Tentative Schedule: Week 1 (June 1–5)

I will review the SLE/CFT correspondence and some of its applications. This correspondence mostly relies on identifying the connection between statistical physics models and martingales for appropriate exploration processes.

The KMUs are a canonical family of measures on the moduli space of flat connections on the disc (they are to loop groups what SLE is to Diff(S1)). I will survey their main properties and discuss some applications, including WZW models and moduli spaces of flat connections on Riemann surfaces with boundary.

Critical loop O(n) models are conjectured to be conformally invariant in the scaling limit. In this talk, we focus on connection probabilities for loop O(n) models in polygons.

Such probabilities can be predicted using two families of solutions to chordal Belavin–Polyakov–Zamolodchikov (BPZ) equations: Coulomb gas integrals and SLE pure partition functions. The conjecture is proved to be true for the critical Ising model, FK-Ising model, percolation, and uniform spanning tree.

Recent progress of radial BPZ equations will also be discussed.

Lattice Yang–Mills theories are important models in particle physics. They are defined on the d-dimensional lattice ℤᵈ using a group of matrices of dimension N, and Wilson loop expectations are the fundamental observables of these theories. Recently, Cao, Park, and Sheffield showed that Wilson loop expectations can be expressed as sums over certain embedded bipartite maps of any genus.

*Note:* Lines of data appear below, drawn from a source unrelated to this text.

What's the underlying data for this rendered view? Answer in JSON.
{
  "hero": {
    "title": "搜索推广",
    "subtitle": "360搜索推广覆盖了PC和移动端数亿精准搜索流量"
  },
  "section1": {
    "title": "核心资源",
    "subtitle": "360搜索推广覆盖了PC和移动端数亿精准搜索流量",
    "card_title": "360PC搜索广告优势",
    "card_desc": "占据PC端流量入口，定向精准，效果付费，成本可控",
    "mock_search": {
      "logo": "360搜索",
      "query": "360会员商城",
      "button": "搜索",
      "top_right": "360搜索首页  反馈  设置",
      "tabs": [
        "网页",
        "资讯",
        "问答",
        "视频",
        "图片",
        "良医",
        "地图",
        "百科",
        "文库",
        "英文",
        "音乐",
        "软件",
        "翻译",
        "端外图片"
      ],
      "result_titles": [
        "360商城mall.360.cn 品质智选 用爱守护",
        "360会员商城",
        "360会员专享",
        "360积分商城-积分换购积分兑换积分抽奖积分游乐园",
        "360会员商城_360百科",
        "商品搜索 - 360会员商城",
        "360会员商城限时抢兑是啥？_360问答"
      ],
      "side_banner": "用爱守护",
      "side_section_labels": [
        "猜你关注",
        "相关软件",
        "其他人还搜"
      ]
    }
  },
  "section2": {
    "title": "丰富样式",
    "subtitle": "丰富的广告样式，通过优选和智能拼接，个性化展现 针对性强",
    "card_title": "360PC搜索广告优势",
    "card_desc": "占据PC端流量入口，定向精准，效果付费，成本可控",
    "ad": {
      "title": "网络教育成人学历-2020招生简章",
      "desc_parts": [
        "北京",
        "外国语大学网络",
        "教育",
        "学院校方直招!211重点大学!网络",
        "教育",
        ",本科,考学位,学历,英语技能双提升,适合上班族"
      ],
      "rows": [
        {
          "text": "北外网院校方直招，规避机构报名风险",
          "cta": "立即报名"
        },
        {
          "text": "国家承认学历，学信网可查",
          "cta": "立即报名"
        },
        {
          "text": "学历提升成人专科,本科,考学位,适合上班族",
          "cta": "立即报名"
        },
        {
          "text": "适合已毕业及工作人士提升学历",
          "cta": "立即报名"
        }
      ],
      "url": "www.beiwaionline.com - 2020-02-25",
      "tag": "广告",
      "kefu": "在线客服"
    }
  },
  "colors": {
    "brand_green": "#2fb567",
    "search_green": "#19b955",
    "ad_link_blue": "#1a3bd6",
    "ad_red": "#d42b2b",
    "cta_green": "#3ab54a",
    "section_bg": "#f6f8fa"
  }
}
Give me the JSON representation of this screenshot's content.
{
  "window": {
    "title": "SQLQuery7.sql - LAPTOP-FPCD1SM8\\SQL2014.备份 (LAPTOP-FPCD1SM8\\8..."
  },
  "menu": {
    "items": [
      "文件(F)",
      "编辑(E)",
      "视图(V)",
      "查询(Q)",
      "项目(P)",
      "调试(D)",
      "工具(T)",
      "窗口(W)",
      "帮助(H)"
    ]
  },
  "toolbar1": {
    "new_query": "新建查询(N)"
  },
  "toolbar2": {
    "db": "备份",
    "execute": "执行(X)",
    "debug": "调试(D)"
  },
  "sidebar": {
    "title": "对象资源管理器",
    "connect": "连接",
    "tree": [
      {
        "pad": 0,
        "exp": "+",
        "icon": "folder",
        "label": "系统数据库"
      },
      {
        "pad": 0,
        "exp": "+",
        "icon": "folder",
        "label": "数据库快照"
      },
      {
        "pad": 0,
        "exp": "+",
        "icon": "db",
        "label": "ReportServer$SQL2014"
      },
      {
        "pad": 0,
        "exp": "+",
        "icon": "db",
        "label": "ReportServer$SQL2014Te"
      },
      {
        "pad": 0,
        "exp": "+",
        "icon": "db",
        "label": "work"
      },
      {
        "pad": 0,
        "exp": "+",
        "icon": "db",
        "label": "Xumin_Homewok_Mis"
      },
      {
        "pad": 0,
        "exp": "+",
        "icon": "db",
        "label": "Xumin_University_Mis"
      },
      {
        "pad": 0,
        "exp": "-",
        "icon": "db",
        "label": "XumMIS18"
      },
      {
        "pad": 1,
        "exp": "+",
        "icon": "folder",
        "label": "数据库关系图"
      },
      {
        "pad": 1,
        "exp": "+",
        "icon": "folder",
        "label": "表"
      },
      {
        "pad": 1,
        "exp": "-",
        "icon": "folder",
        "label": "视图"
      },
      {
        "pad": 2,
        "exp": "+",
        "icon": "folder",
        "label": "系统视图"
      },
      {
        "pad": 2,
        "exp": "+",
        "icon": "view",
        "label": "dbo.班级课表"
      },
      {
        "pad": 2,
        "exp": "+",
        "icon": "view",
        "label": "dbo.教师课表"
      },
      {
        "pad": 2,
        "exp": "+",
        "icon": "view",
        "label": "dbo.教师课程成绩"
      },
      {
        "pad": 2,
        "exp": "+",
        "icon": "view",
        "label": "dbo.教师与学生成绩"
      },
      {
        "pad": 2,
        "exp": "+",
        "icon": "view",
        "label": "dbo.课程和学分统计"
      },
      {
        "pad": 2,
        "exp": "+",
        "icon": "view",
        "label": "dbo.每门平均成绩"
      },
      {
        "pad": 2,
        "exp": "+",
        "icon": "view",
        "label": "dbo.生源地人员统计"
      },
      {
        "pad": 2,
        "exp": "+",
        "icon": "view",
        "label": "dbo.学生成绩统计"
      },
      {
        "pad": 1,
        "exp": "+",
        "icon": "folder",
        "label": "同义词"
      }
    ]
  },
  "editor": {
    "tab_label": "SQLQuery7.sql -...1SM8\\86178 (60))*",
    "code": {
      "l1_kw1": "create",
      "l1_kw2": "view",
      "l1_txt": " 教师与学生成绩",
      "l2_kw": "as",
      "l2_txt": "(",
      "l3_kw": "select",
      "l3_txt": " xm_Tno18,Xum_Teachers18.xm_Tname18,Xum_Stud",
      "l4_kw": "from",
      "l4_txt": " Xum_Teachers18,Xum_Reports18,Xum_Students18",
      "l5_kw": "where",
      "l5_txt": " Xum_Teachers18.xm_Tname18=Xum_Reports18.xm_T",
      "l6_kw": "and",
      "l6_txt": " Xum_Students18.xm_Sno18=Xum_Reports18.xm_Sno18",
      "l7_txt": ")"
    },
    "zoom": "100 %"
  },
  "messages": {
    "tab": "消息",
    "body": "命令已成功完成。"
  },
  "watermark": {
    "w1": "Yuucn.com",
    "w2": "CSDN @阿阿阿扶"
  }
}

Building on this novel approach, we prove in the strongly coupled regime:

1. A rigorous formula in terms of embedded bipartite planar maps of Wilson loop expectations in the large N limit, in any dimension d.
2. An exact computation of Wilson loop expectations in the large N limit, in dimension d = 2.

Similar results to the two aforementioned points were previously established by Chatterjee (2019) and Basu & Ganguly (2016), respectively. Our results offer simpler proofs and provide a new perspective on these significant quantities.

This work is a collaboration with Sky Cao and Jasper Shogren-Knaak, and the talk should be thought of as complementing Sky’s mini-course “Yang–Mills Theory: Random Surface Approach”.

This will be an informal and speculative discussion of several nonperturbative issues in quantum field theory, with 4d Yang–Mills theory as the goal. I will emphasize the role of phases of functional integrals, Lefschetz thimbles and integration cycles, gauge fixing and the Gribov problem,lessons from equivariant localization and low dimensional lattice models. The goal is not to present a finished theory, but to suggest directions where probabilistic methods may need to go beyond positive measures and engage more directly with complex, oscillating, and geometrically organized path integrals.

Random fields which possess the Markov property have played an important role in the development of constructive field theory. They are related to their relativistic counterparts through Nelson reconstruction.

In this talk I will describe the Markov property of the Φ⁴ measure in three dimensions. We will also discuss the properties of its generator, i.e. the Φ⁴₃ Hamiltonian. This is based on joint work with T. Gunaratnam.

We focus on the problem of finding a path-integral definition of a CFT that extends compactified imaginary Liouville theory, in particular by providing correlation functions that do not vanish if Coulomb gas neutrality conditions are not satisfied.

The quantum Hall effect is a striking phenomenon in condensed matter physics, exhibiting exact quantisation in macroscopic electron systems with imprecise characteristics. Its theoretical description leads to the concept of quasiparticles with exotic exchange statistics—neither bosonic nor fermionic—known as anyons, which are of central interest for topological quantum computation.

A key application of conformal field theory is that its conformal blocks furnish trial wave functions for quantum Hall states. Following the pioneering work of Laughlin (1983) and BPZ (1984), the theory of quantum Hall states developed alongside two-dimensional CFT.

I will talk about recent progress in QHE states on surfaces made in joint works with I. Burban, F. Dupont, and D. Zvonkine, and about remaining questions.